When demand slowed, the economics collapsed.
Blue Co faces a similar challenge - but one they hope to mitigate through their diverse portfolio of customers. Should one particular industry slow down, the slack can be picked up by another.
The Exit Vision
Blue Co’s long-term goal is to build a network of 20+ locations and sell the business within 5–7 years.
Potential buyers could include:
Industrial REITs
Logistics platforms
Private equity rollups
Flexible workspace operators
CROWDSCALE Score
Category | Score |
|---|---|
Market Opportunity | 8/10 |
Traction | 9/10 |
Business Model | 5/10 |
Risk Profile | 4/10 |
Execution | 7/10 |
Overall CROWDSCALE Score:
6.6 / 10
Final Thoughts
Blue Co sits in an interesting middle ground between real estate and infrastructure startups.
The company has:
real revenue
strong early occupancy
a clear problem it’s solving
I’m ultimately walking away from this opportunity, for the following reasons:
The WeWork comparison is unavoidable. WeWork had its own self-inflicted problems (crazy spending), but I still struggle with the fact that Blue Co is locking itself into long-term leasing agreements that cannot flex up or down with its customer demand.
Expansion will be slow.

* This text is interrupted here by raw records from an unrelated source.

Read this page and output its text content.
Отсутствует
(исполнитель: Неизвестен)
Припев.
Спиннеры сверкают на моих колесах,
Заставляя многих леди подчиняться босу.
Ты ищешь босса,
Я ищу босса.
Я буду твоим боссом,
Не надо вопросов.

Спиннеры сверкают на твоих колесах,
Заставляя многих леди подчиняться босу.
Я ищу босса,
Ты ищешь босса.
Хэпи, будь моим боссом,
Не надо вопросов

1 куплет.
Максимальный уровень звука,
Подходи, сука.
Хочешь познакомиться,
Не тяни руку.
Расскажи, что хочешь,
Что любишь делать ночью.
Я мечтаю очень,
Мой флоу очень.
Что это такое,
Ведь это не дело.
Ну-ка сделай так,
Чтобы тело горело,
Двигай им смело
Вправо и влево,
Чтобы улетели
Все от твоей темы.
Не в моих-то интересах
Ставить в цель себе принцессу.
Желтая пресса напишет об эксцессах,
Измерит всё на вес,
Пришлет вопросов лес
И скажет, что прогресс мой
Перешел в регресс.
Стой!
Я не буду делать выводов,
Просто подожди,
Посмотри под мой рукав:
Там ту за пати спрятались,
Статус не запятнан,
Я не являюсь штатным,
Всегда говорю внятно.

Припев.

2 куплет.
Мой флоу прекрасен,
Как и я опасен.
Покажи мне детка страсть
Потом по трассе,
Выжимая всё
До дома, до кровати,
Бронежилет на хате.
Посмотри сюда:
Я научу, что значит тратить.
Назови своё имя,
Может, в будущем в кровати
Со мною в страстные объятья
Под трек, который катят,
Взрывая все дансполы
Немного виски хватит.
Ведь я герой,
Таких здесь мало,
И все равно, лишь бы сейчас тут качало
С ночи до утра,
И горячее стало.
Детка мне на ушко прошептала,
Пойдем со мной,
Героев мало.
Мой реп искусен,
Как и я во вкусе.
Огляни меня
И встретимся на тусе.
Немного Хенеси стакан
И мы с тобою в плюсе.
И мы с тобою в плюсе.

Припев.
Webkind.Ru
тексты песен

Blue Co has about $400K in cash and is burning roughly $30K per month. Even with real estate partners covering much of the buildout, each new warehouse still requires meaningful capital and takes 12–18 months to reach profitability. That makes it difficult to quickly reinvest profits into new locations. Unless the company raises significantly more capital, I expect expansion to move much slower than projected, pushing out both the exit timeline and investor returns.